青物釣りのロマンを追い求めて海に出ると、ブリやカンパチによく似ているけれど「なんだかちょっと顔つきが違うぞ?」という不思議な魚が釣れることがあります。
それが、知る人ぞ知る激レアな美味しい魚「アイブリ」です。
釣太郎に持ち込まれる釣果の中にも、ごく稀にこのアイブリが混ざっていて、釣り上げた本人が「これ、なんて魚?」と首を傾げている光景をよく目にします。
今回は青物釣り入門の番外編として、ブリの親戚でありながら市場には出回らない魅惑の珍客、アイブリの正体とその魅力について熱く語らせてもらいますね。
ブリ?カンパチ?いいえ、アイブリです
アイブリはアジ科の魚で、パッと見のシルエットはブリやカンパチにとてもよく似ています。
でも、釣り上げてよく観察してみると、唇がプクッと分厚くて少し愛嬌のある顔立ちをしているのが大きな特徴です。
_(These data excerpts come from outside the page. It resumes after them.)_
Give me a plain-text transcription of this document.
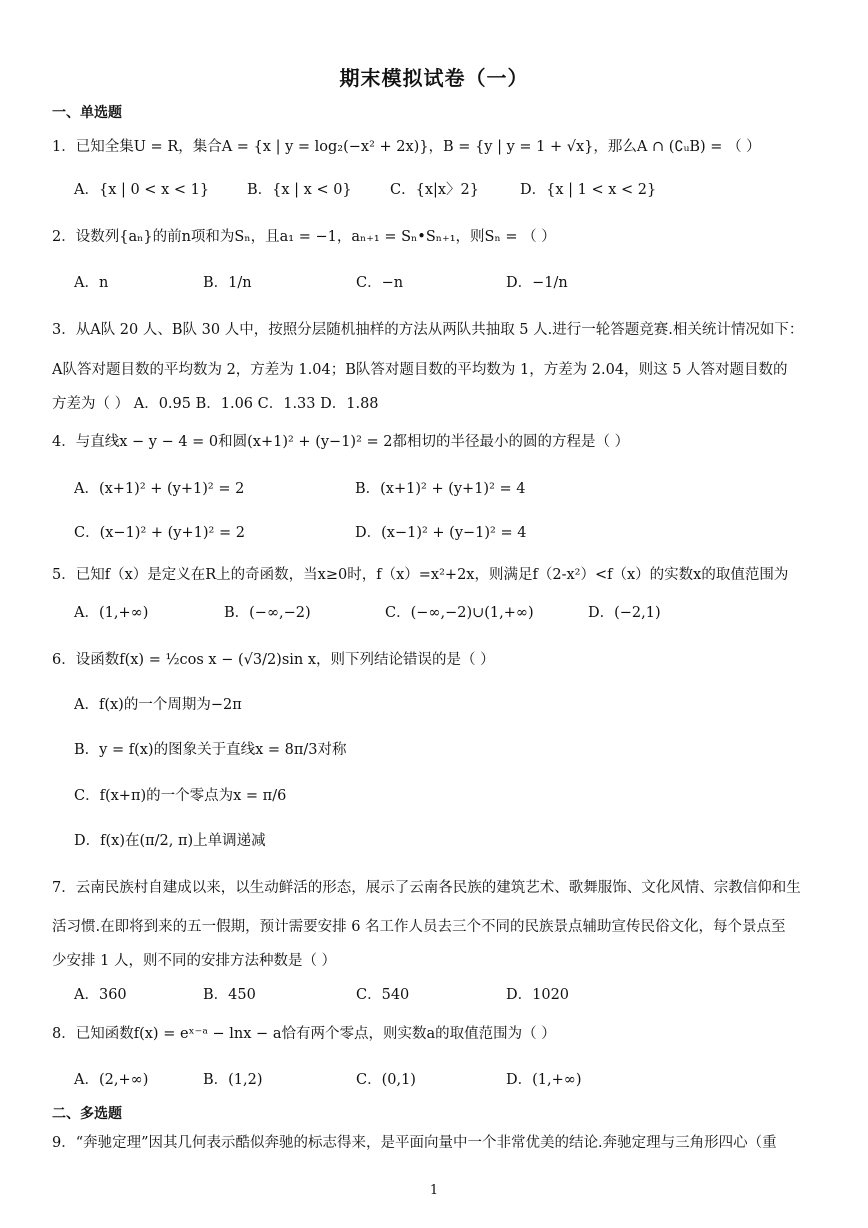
期末模拟试卷（一）
一、单选题
1．已知全集U = R，集合A = {x | y = log₂(−x² + 2x)}，B = {y | y = 1 + √x}，那么A ∩ (∁ᵤB) = （ ）
A．{x | 0 < x < 1}	B．{x | x < 0}	C．{x|x〉2}	D．{x | 1 < x < 2}
2．设数列{aₙ}的前n项和为Sₙ，且a₁ = −1，aₙ₊₁ = Sₙ•Sₙ₊₁，则Sₙ = （ ）
A．n	B．1/n	C．−n	D．−1/n
3．从A队 20 人、B队 30 人中，按照分层随机抽样的方法从两队共抽取 5 人.进行一轮答题竞赛.相关统计情况如下：
A队答对题目数的平均数为 2，方差为 1.04；B队答对题目数的平均数为 1，方差为 2.04，则这 5 人答对题目数的
方差为（ ） A．0.95 B．1.06 C．1.33 D．1.88
4．与直线x − y − 4 = 0和圆(x+1)² + (y−1)² = 2都相切的半径最小的圆的方程是（ ）
A．(x+1)² + (y+1)² = 2	B．(x+1)² + (y+1)² = 4
C．(x−1)² + (y+1)² = 2	D．(x−1)² + (y−1)² = 4
5．已知f（x）是定义在R上的奇函数，当x≥0时，f（x）=x²+2x，则满足f（2-x²）<f（x）的实数x的取值范围为
A．(1,+∞)	B．(−∞,−2)	C．(−∞,−2)∪(1,+∞)	D．(−2,1)
6．设函数f(x) = ½cos x − (√3/2)sin x，则下列结论错误的是（ ）
A．f(x)的一个周期为−2π
B．y = f(x)的图象关于直线x = 8π/3对称
C．f(x+π)的一个零点为x = π/6
D．f(x)在(π/2, π)上单调递减
7．云南民族村自建成以来，以生动鲜活的形态，展示了云南各民族的建筑艺术、歌舞服饰、文化风情、宗教信仰和生
活习惯.在即将到来的五一假期，预计需要安排 6 名工作人员去三个不同的民族景点辅助宣传民俗文化，每个景点至
少安排 1 人，则不同的安排方法种数是（ ）
A．360	B．450	C．540	D．1020
8．已知函数f(x) = eˣ⁻ᵃ − lnx − a恰有两个零点，则实数a的取值范围为（ ）
A．(2,+∞)	B．(1,2)	C．(0,1)	D．(1,+∞)
二、多选题
9．“奔驰定理”因其几何表示酷似奔驰的标志得来，是平面向量中一个非常优美的结论.奔驰定理与三角形四心（重
1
また、若い個体は体に黒っぽい太いシマシマ模様が入っているのですが、大きく成長するにつれてその模様は薄れていき、いよいよブリやカンパチと見分けがつきにくくなります。
青物狙いのジギングや泳がせ釣りをしていて、「おっ、カンパチが釣れた!」と思ってタモ網に入れたらアイブリだった、というのはベテラン釣り人の間ではちょっとした「あるある」です。
群れで大回遊するブリと違って絶対数が非常に少ないため、スーパーや魚屋さんに並ぶことは滅多にない「幻の魚」とも呼ばれているんですよ。
釣り人の特権!アイブリの驚くべき美味しさ
知名度が低いからといって侮ってはいけません、実はこのアイブリ、信じられないくらい美味しい魚なんです。
身の質はブリやカンパチに比べると少し柔らかく、時間が経つと白濁しやすいという特徴を持っています。
しかし、釣りたてで鮮度抜群のアイブリを刺身にすると、青物特有のコク深い旨味と適度な酸味があり、脂の乗った極上の味わいが口いっぱいに広がります。
さらに熱を通すと身がフワフワのほろほろになるため、塩焼きや煮付け、特に西京味噌などに漬け込んでから焼くと、高級魚のマナガツオにも全く引けを取らない絶品に大化けするんです。
この幻の美味しさを最高の鮮度で味わえるのは、自らの手で釣り上げたアングラーだけに許された最高の特権だと言えますね。
アイブリと出会うための青物釣り入門
残念ながら、アイブリだけを専門に狙って釣る方法は今のところ確立されていません。
彼らと出会う一番の近道は、海を回遊するアジやイワシの群れを追いかけて、ブリやカンパチといった青物釣りの王道スタイルをひたすら実践することです。
生きた小アジをエサにして泳がせる「のませ釣り」や、金属の重たいルアーを海底まで沈めてシャクリ上げる「ジギング」で、海底付近を丁寧に探っていると思わぬゲストとしてガツン!と竿をひったくっていきます。
もちろん引きの強さはブリの仲間に恥じない、強烈でトルクフルなファイトを存分に楽しませてくれますよ。